Domestic steel mills make steel from scrap steel with electric furnaces, collected from domestic and imported sources.
This is because iron ore exploitation and processing in Vietnam is still underdeveloped.
The amount of fat coal used to refine coke coal is modest. And more importantly, investors find it cheap to make steel from scrap steel. This doesn’t require high technology, while can bring high profit quickly.
Therefore, Muu commented, it is not a surprise that Vietnam’s steel industry mostly relies on making ingot steel from scrap steel with electric furnaces.
In Vietnam, there are some steel mills equipped with blast furnaces to refine ingot steel from ore such as the Thai Nguyen Iron & Steel Corporation (Tisco) and Formosa.

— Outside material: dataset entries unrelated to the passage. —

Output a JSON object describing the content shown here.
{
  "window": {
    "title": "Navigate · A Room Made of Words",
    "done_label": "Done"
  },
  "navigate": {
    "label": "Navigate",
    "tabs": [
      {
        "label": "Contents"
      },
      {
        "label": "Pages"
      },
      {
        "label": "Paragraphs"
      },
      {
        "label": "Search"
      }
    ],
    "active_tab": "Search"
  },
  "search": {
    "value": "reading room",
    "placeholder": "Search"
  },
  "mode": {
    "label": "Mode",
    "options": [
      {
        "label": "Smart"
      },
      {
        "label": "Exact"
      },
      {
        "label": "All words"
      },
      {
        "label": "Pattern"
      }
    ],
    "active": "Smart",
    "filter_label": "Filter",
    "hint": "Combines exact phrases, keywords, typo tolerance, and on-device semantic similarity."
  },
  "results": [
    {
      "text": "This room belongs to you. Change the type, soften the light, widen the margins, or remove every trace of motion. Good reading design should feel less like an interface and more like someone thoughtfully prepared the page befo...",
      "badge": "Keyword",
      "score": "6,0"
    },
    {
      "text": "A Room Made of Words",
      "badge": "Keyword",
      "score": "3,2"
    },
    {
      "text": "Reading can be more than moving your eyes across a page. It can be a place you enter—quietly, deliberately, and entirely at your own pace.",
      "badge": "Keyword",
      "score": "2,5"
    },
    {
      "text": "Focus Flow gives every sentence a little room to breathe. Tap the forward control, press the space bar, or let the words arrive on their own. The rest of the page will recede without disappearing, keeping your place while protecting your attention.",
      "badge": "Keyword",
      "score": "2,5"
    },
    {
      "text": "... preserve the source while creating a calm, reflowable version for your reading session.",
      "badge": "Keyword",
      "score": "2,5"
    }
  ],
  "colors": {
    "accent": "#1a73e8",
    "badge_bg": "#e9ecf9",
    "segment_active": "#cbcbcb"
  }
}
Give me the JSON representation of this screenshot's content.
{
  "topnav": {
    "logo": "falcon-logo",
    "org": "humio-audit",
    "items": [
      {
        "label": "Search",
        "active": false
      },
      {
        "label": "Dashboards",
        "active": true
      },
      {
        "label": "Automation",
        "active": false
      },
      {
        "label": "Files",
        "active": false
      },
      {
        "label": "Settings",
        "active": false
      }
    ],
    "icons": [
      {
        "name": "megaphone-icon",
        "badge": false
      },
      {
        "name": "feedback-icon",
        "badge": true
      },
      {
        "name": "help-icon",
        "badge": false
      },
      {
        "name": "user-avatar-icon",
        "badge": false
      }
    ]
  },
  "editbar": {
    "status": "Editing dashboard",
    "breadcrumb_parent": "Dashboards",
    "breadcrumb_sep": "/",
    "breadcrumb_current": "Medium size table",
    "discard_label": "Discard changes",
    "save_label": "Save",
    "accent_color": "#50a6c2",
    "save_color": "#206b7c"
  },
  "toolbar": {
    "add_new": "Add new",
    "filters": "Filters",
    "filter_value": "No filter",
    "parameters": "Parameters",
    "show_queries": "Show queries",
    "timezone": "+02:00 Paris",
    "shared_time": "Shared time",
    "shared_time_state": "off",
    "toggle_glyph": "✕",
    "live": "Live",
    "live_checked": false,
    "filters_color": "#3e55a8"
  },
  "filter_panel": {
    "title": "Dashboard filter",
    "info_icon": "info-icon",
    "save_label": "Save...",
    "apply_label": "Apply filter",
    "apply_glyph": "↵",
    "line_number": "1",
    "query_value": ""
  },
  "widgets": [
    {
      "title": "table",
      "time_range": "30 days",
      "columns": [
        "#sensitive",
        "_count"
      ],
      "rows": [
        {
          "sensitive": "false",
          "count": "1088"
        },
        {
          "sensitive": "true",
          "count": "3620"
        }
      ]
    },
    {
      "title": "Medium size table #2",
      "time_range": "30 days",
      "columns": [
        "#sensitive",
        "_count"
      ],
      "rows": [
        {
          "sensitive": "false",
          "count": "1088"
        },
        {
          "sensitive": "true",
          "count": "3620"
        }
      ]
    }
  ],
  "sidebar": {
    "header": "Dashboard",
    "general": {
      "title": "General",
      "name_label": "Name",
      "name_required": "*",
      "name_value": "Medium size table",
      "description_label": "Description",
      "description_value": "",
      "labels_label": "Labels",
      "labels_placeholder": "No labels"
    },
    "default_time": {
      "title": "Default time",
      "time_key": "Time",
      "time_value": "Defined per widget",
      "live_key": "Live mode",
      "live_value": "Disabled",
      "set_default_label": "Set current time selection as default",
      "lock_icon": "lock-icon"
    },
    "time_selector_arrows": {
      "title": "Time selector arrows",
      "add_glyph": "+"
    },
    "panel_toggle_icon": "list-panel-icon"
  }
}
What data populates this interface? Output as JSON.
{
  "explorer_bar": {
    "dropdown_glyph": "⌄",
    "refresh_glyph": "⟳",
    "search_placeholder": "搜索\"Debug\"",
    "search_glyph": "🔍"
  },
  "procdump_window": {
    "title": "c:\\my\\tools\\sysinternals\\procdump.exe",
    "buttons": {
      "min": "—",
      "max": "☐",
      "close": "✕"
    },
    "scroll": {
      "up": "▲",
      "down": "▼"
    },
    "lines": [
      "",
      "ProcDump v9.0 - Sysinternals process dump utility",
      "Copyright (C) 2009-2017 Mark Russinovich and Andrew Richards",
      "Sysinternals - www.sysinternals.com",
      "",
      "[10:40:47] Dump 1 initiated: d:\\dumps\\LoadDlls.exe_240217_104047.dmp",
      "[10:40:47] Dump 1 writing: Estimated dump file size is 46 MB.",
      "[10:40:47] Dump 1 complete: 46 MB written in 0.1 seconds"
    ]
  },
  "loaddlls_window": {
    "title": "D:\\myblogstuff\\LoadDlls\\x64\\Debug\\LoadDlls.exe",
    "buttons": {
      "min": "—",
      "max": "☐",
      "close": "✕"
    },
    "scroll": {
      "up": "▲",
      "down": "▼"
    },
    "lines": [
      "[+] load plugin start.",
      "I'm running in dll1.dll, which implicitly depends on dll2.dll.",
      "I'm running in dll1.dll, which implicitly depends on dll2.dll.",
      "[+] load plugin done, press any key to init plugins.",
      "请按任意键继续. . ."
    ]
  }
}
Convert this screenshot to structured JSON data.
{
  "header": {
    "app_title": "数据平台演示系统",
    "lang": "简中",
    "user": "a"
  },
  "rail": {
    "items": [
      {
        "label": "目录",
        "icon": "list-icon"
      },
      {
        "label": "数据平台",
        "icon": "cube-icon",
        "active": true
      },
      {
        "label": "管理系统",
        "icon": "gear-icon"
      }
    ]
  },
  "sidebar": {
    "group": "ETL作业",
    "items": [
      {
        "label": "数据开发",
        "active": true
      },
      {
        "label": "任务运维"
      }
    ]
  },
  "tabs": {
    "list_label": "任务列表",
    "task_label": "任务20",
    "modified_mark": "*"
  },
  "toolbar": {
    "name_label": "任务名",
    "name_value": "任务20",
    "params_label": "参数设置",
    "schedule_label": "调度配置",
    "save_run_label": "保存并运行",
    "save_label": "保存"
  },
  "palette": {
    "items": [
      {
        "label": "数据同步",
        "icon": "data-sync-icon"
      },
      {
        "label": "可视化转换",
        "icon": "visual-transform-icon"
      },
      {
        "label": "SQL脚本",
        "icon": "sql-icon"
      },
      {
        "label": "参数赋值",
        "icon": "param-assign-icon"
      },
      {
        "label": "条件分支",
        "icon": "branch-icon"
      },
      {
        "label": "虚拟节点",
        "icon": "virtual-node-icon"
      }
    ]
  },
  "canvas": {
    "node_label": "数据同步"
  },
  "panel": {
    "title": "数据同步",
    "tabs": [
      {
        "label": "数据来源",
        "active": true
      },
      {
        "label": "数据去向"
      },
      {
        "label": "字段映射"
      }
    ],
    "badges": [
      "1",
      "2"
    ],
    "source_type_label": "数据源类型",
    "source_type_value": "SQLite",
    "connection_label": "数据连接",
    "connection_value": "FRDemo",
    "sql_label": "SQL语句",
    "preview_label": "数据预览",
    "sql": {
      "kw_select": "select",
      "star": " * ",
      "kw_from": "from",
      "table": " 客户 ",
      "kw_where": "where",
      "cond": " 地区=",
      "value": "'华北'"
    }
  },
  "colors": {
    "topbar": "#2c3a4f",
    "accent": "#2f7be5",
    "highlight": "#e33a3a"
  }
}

However, since Tisco is equipped with outdated Chinese production lines and technologies, it still cannot do as well as expected.
Tisco’s products are mostly used to build fourth-level houses, while large construction works dare not use the products because of the quality.
As such, though invested heavily with ambitious plan, Tisco has to follow an easier way – importing scrap steel to make steel like many other private manufacturers.
Even if Tisco wants to make steel from coke refinery, Tisco’s technology cannot satisfy the requirements and the production will cause serious pollution.
A report of GDC shows that in the first three months alone, Vietnam imported more than 1 million tons of scrap steel, worth US$276 million. The import volume is 11,000 tons a day, higher by 1 ton than in 2016.
Muu said as Vietnamese steel manufacturers choose to follow the easy way, the demand for input materials, i.e. scrap steel, is becoming higher.
Most of the scrap steel imported to Vietnam is low quality, difficult to be treated and likely to cause serious pollution. Meanwhile, scrap steel with higher quality cannot arrive in Vietnam.
Experts warned that domestic scrap steel sources can provide input materials to steel mills for about 10 more years.
After that time, the domestic supply will be short, while manufacturers would depend on material suppliers.
By that time, even if Vietnam wants to make steel from coke, it won’t be able to do so because of the limitations of the production lines.